Ma Yabo, Ma Yuqin, Li Pengfei, Ma Fucheng, Yu Miao, Xu Jinrui, Yang Yi
Key Laboratory of Ministry of Education for Conservation and Utilization of Special Biological Resources in the Western, Ningxia University, Yinchuan 750021, China; School of Life Sciences, Ningxia University, Yinchuan 750021, China.
Key Laboratory of Ministry of Education for Conservation and Utilization of Special Biological Resources in the Western, Ningxia University, Yinchuan 750021, China; School of Life Sciences, Ningxia University, Yinchuan 750021, China.
Cell Signal. 2025 Mar;127:111575. doi: 10.1016/j.cellsig.2024.111575. Epub 2024 Dec 20.
Polycystic ovary syndrome (PCOS) is a metabolic and endocrine disease that entails dysregulated ovulation, hyperandrogenism, and polycystic ovaries. While Wnt5a has been suggested to play key roles in follicular development and female fertility under normal conditions, its functions in the context of PCOS have yet to be established. This study was thus designed to explore the impact of Wnt5a on ovarian granulosa cell autophagy in PCOS, providing in vitro evidence in support of its role in this setting.

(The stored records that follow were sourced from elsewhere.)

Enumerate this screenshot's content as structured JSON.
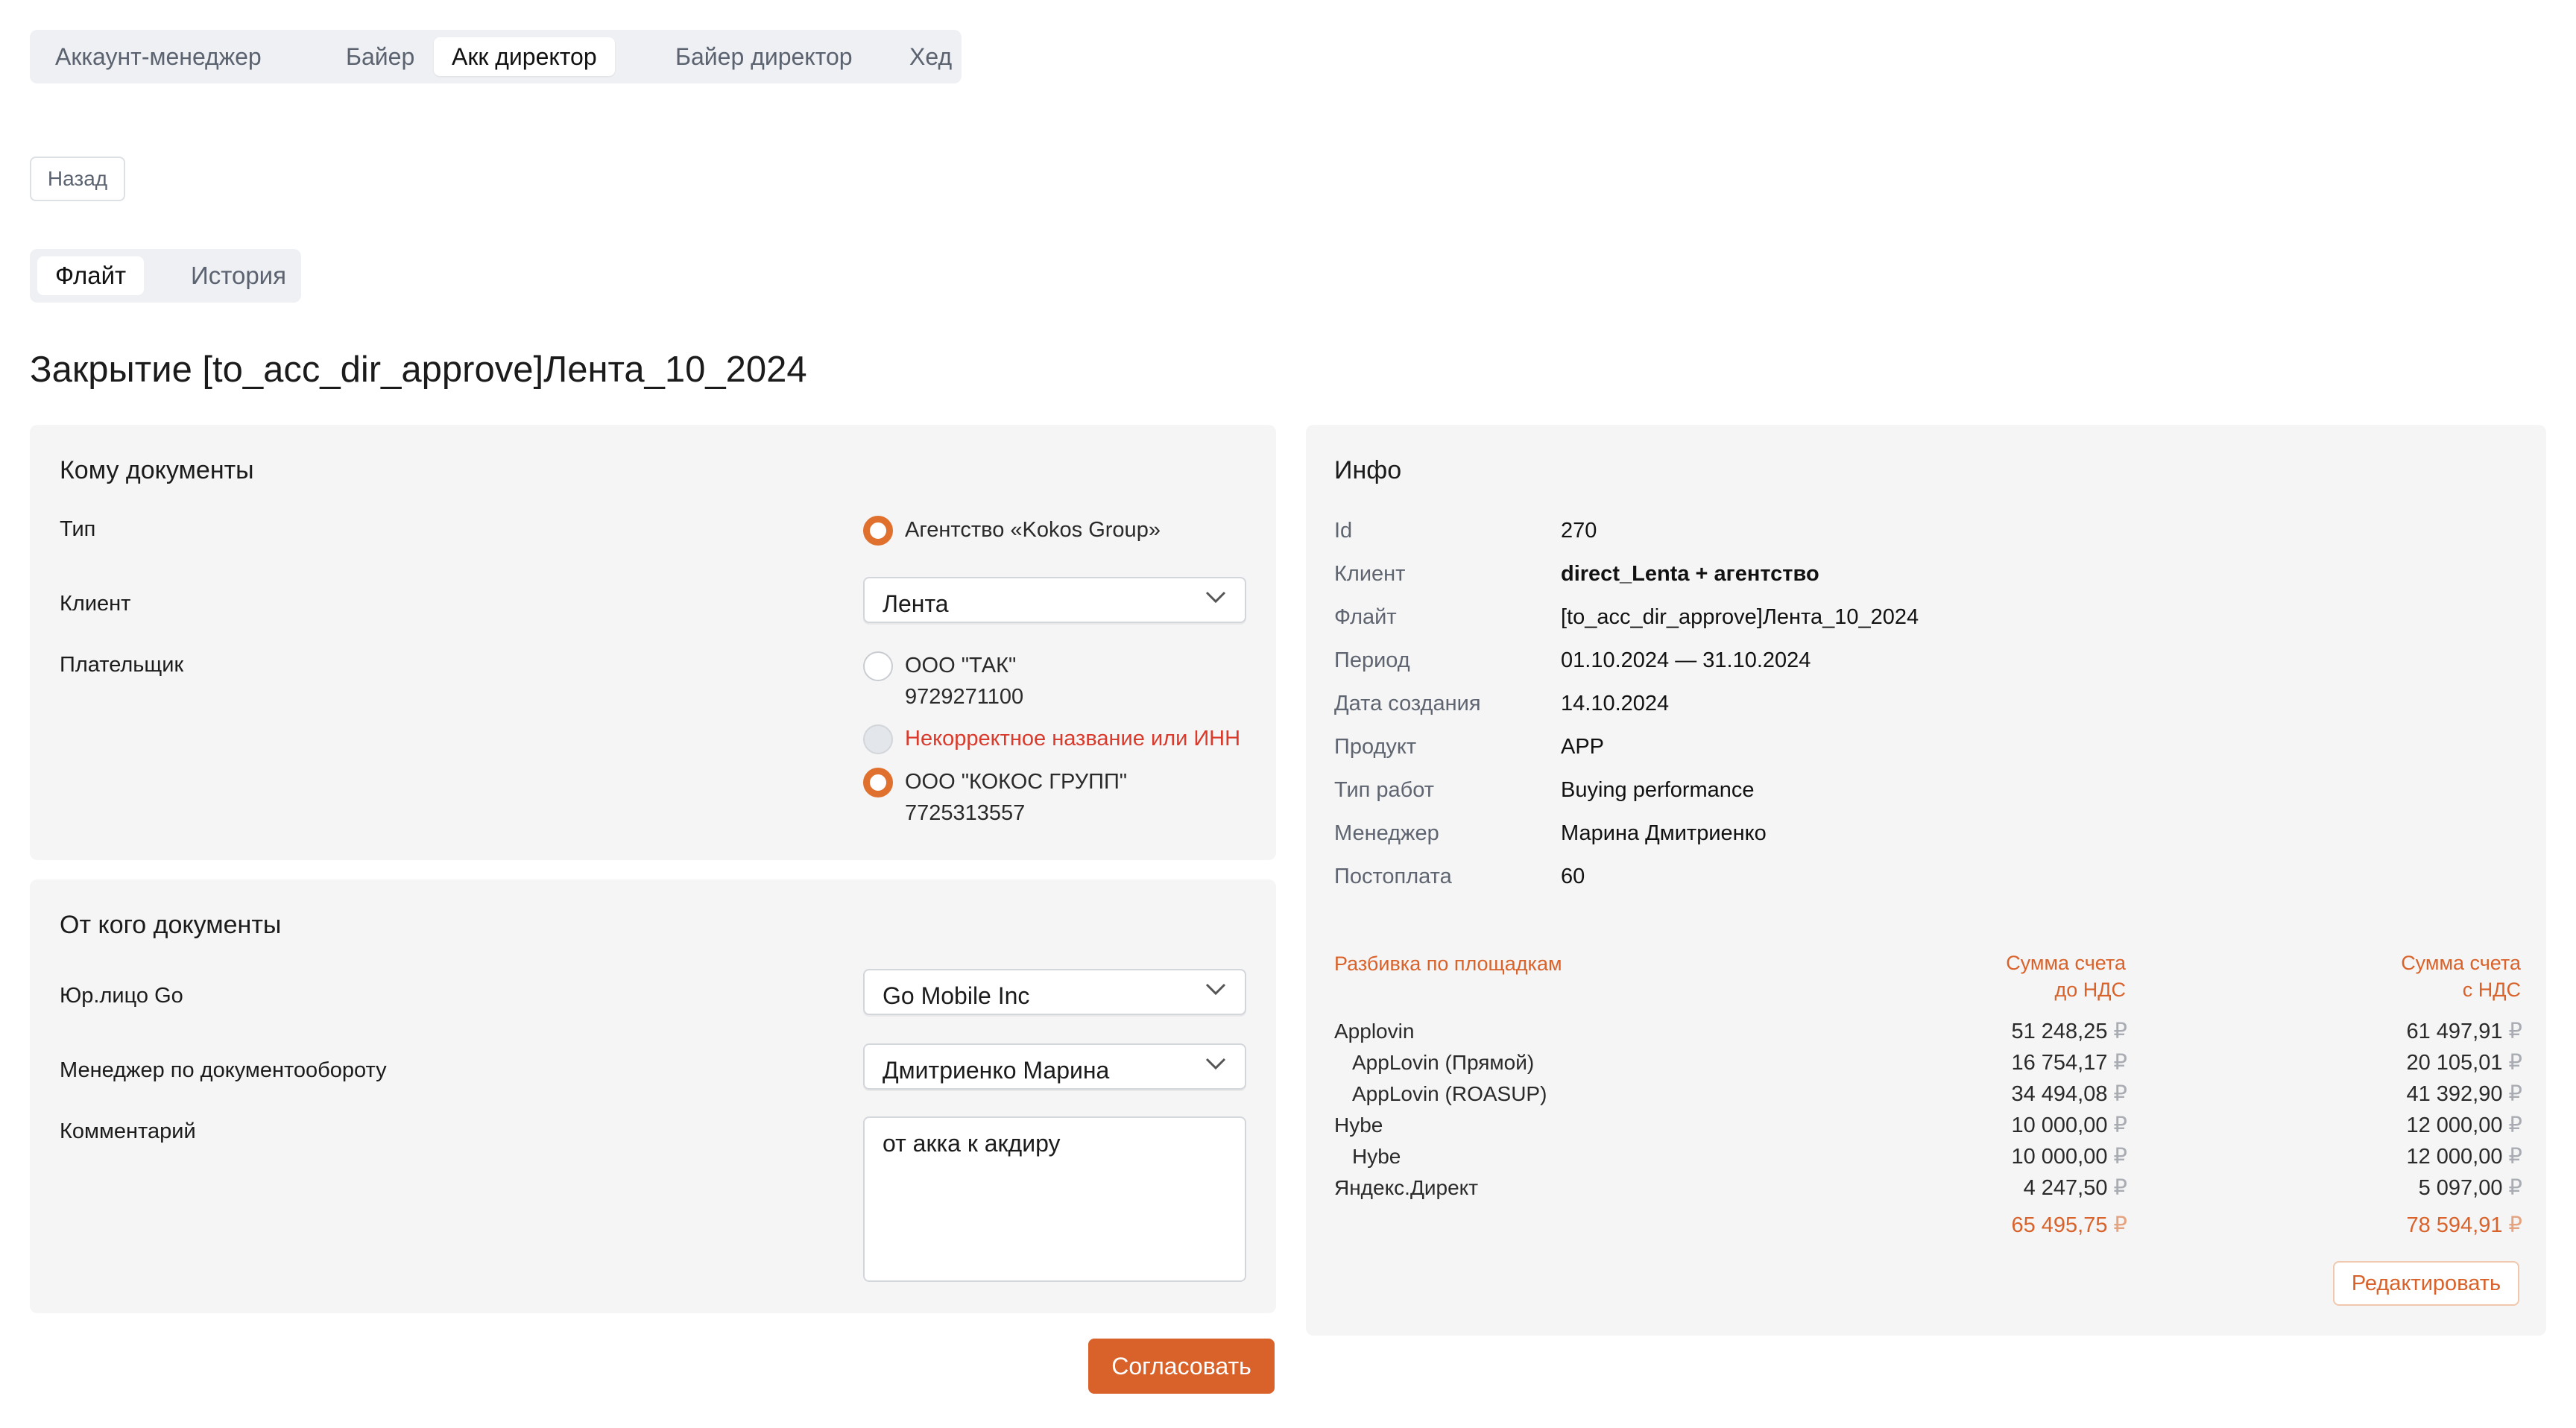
{
  "role_tabs": [
    {
      "label": "Аккаунт-менеджер",
      "active": false
    },
    {
      "label": "Байер",
      "active": false
    },
    {
      "label": "Акк директор",
      "active": true
    },
    {
      "label": "Байер директор",
      "active": false
    },
    {
      "label": "Хед",
      "active": false
    }
  ],
  "back_label": "Назад",
  "sub_tabs": [
    {
      "label": "Флайт",
      "active": true
    },
    {
      "label": "История",
      "active": false
    }
  ],
  "page_title": "Закрытие [to_acc_dir_approve]Лента_10_2024",
  "to_docs": {
    "title": "Кому документы",
    "type_label": "Тип",
    "type_option": "Агентство «Kokos Group»",
    "client_label": "Клиент",
    "client_value": "Лента",
    "payer_label": "Плательщик",
    "payers": [
      {
        "name": "ООО \"ТАК\"",
        "inn": "9729271100",
        "state": "unchecked"
      },
      {
        "name": "Некорректное название или ИНН",
        "inn": "",
        "state": "disabled"
      },
      {
        "name": "ООО \"КОКОС ГРУПП\"",
        "inn": "7725313557",
        "state": "checked"
      }
    ]
  },
  "from_docs": {
    "title": "От кого документы",
    "legal_label": "Юр.лицо Go",
    "legal_value": "Go Mobile Inc",
    "manager_label": "Менеджер по документообороту",
    "manager_value": "Дмитриенко Марина",
    "comment_label": "Комментарий",
    "comment_value": "от акка к акдиру"
  },
  "approve_label": "Согласовать",
  "info": {
    "title": "Инфо",
    "rows": [
      {
        "key": "Id",
        "value": "270"
      },
      {
        "key": "Клиент",
        "value": "direct_Lenta + агентство"
      },
      {
        "key": "Флайт",
        "value": "[to_acc_dir_approve]Лента_10_2024"
      },
      {
        "key": "Период",
        "value": "01.10.2024 — 31.10.2024"
      },
      {
        "key": "Дата создания",
        "value": "14.10.2024"
      },
      {
        "key": "Продукт",
        "value": "APP"
      },
      {
        "key": "Тип работ",
        "value": "Buying performance"
      },
      {
        "key": "Менеджер",
        "value": "Марина Дмитриенко"
      },
      {
        "key": "Постоплата",
        "value": "60"
      }
    ],
    "breakdown": {
      "col1": "Разбивка по площадкам",
      "col2_line1": "Сумма счета",
      "col2_line2": "до НДС",
      "col3_line1": "Сумма счета",
      "col3_line2": "с НДС",
      "currency": "₽",
      "rows": [
        {
          "name": "Applovin",
          "indent": false,
          "net": "51 248,25",
          "gross": "61 497,91"
        },
        {
          "name": "AppLovin (Прямой)",
          "indent": true,
          "net": "16 754,17",
          "gross": "20 105,01"
        },
        {
          "name": "AppLovin (ROASUP)",
          "indent": true,
          "net": "34 494,08",
          "gross": "41 392,90"
        },
        {
          "name": "Hybe",
          "indent": false,
          "net": "10 000,00",
          "gross": "12 000,00"
        },
        {
          "name": "Hybe",
          "indent": true,
          "net": "10 000,00",
          "gross": "12 000,00"
        },
        {
          "name": "Яндекс.Директ",
          "indent": false,
          "net": "4 247,50",
          "gross": "5 097,00"
        }
      ],
      "total_net": "65 495,75",
      "total_gross": "78 594,91"
    },
    "edit_label": "Редактировать"
  }
}
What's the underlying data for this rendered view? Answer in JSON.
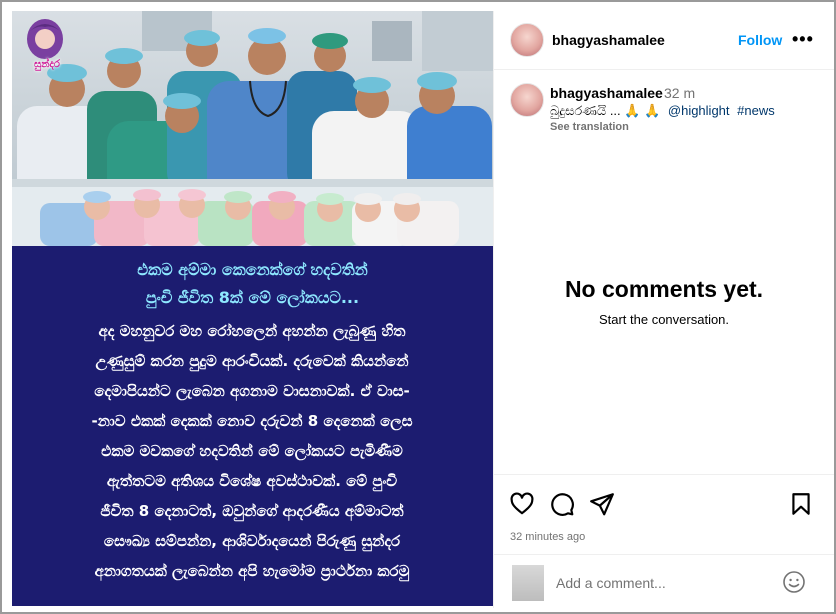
{
  "post": {
    "caption_title_lines": [
      "එකම අම්මා කෙනෙක්ගේ හදවතින්",
      "පුංචි ජීවිත 8ක් මේ ලෝකයට..."
    ],
    "caption_body_lines": [
      "අද මහනුවර මහ රෝහලෙන් අහන්න ලැබුණු හිත",
      "උණුසුම් කරන පුදුම ආරංචියක්. දරුවෙක් කියන්නේ",
      "දෙමාපියන්ට ලැබෙන අගනාම වාසනාවක්. ඒ වාස-",
      "-නාව එකක් දෙකක් නොව දරුවන් 8 දෙනෙක් ලෙස",
      "එකම මවකගේ හදවතින් මේ ලෝකයට පැමිණීම",
      "ඇත්තටම අතිශය විශේෂ අවස්ථාවක්. මේ පුංචි",
      "ජීවිත 8 දෙනාටත්, ඔවුන්ගේ ආදරණීය අම්මාටත්",
      "සෞඛ්‍ය සම්පන්න, ආශිර්වාදයෙන් පිරුණු සුන්දර",
      "අනාගතයක් ලැබෙන්න අපි හැමෝම ප්‍රාර්ථනා කරමු"
    ],
    "logo_text": "සුන්දර"
  },
  "header": {
    "username": "bhagyashamalee",
    "follow_label": "Follow",
    "more_label": "•••"
  },
  "comment": {
    "username": "bhagyashamalee",
    "time": "32 m",
    "text": "බුදුසරණයි ... 🙏 🙏",
    "hashtags": [
      "@highlight",
      "#news"
    ],
    "see_translation": "See translation"
  },
  "empty": {
    "title": "No comments yet.",
    "subtitle": "Start the conversation."
  },
  "actions": {
    "timestamp": "32 minutes ago"
  },
  "add_comment": {
    "placeholder": "Add a comment..."
  },
  "colors": {
    "link_blue": "#0095f6",
    "caption_panel": "#1c1c70",
    "caption_title": "#8ee8ff"
  }
}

DHT-induced granulosa (KGN) cells were used as an in vitro model, and Wnt5a and autophagy-related protein levels in these cells were detected via Western blotting. Downregulating the expression of Wnt5a in KGN cells (by interference and inhibitor) was also performed, and Western blotting, RT-PCR, and immunofluorescence strategies were used to detect autophagy-related and PI3K/AKT/mTOR pathway-associated factors in this setting. In vivo, BOX5 was tested as a therapeutic inhibitor of Wnt5a in a murine model of DHEA-induced PCOS. Changes in ovarian morphology were detected through hematoxylin staining, while E2 and T hormone levels were quantified by ELISA, and autophagy-related factors in these animals were quantified through Western blotting, immunofluorescence, and immunohistochemistry.
Wnt5a and autophagy-related protein levels rose significantly in DHT-induced KGN cells. Following downregulation of the Wnt5a in these cells, a significant decrease in autophagy-related factor levels was noted relative to the DHT group, together with significant increases in pathway-related factors. In mice, BOX5 treatment was sufficient to restore serum levels of androgen and to improve polycystic ovarian changes, while also suppressing the levels of autophagy-associated factors within ovarian granulosa cells.
Wnt5a downregulation suppresses autophagy in PCOS granulosa cells through the activation of the PI3K/AKT/mTOR pathway, in addition to remediating polycystic ovarian changes and normalizing serum levels of sex hormones.
多囊卵巢综合征(PCOS)是一种代谢和内分泌疾病,伴有排卵失调、高雄激素血症和多囊卵巢。虽然已有研究表明Wnt5a在正常情况下对卵泡发育和女性生育能力起关键作用,但其在PCOS背景下的功能尚未明确。因此,本研究旨在探讨Wnt5a对PCOS患者卵巢颗粒细胞自噬的影响,为其在该环境中的作用提供体外证据。
以双氢睾酮(DHT)诱导的颗粒(KGN)细胞作为体外模型,通过蛋白质免疫印迹法检测这些细胞中Wnt5a和自噬相关蛋白的水平。还通过干扰和抑制剂下调KGN细胞中Wnt5a的表达,并采用蛋白质免疫印迹法、逆转录-聚合酶链反应(RT-PCR)和免疫荧光技术检测该环境下自噬相关因子以及磷脂酰肌醇-3-激酶(PI3K)/蛋白激酶B(AKT)/哺乳动物雷帕霉素靶蛋白(mTOR)信号通路相关因子。在体内,将BOX5作为Wnt5a的治疗性抑制剂,应用于DHEA诱导的PCOS小鼠模型。通过苏木精染色检测卵巢形态变化,采用酶联免疫吸附测定(ELISA)法定量雌二醇(E2)和睾酮(T)激素水平,并通过蛋白质免疫印迹法、免疫荧光法和免疫组织化学法定量这些动物体内的自噬相关因子。
在DHT诱导的KGN细胞中,Wnt5a和自噬相关蛋白水平显著升高。下调这些细胞中Wnt5a的表达后,相对于DHT组,自噬相关因子水平显著降低,而信号通路相关因子水平显著升高。在小鼠中,BOX5治疗足以恢复雄激素的血清水平,改善多囊卵巢变化,同时还能抑制卵巢颗粒细胞内自噬相关因子的水平。
下调Wnt5a除了能改善多囊卵巢变化和使性激素血清水平正常化外,还能通过激活PI3K/AKT/mTOR信号通路抑制PCOS颗粒细胞中的自噬。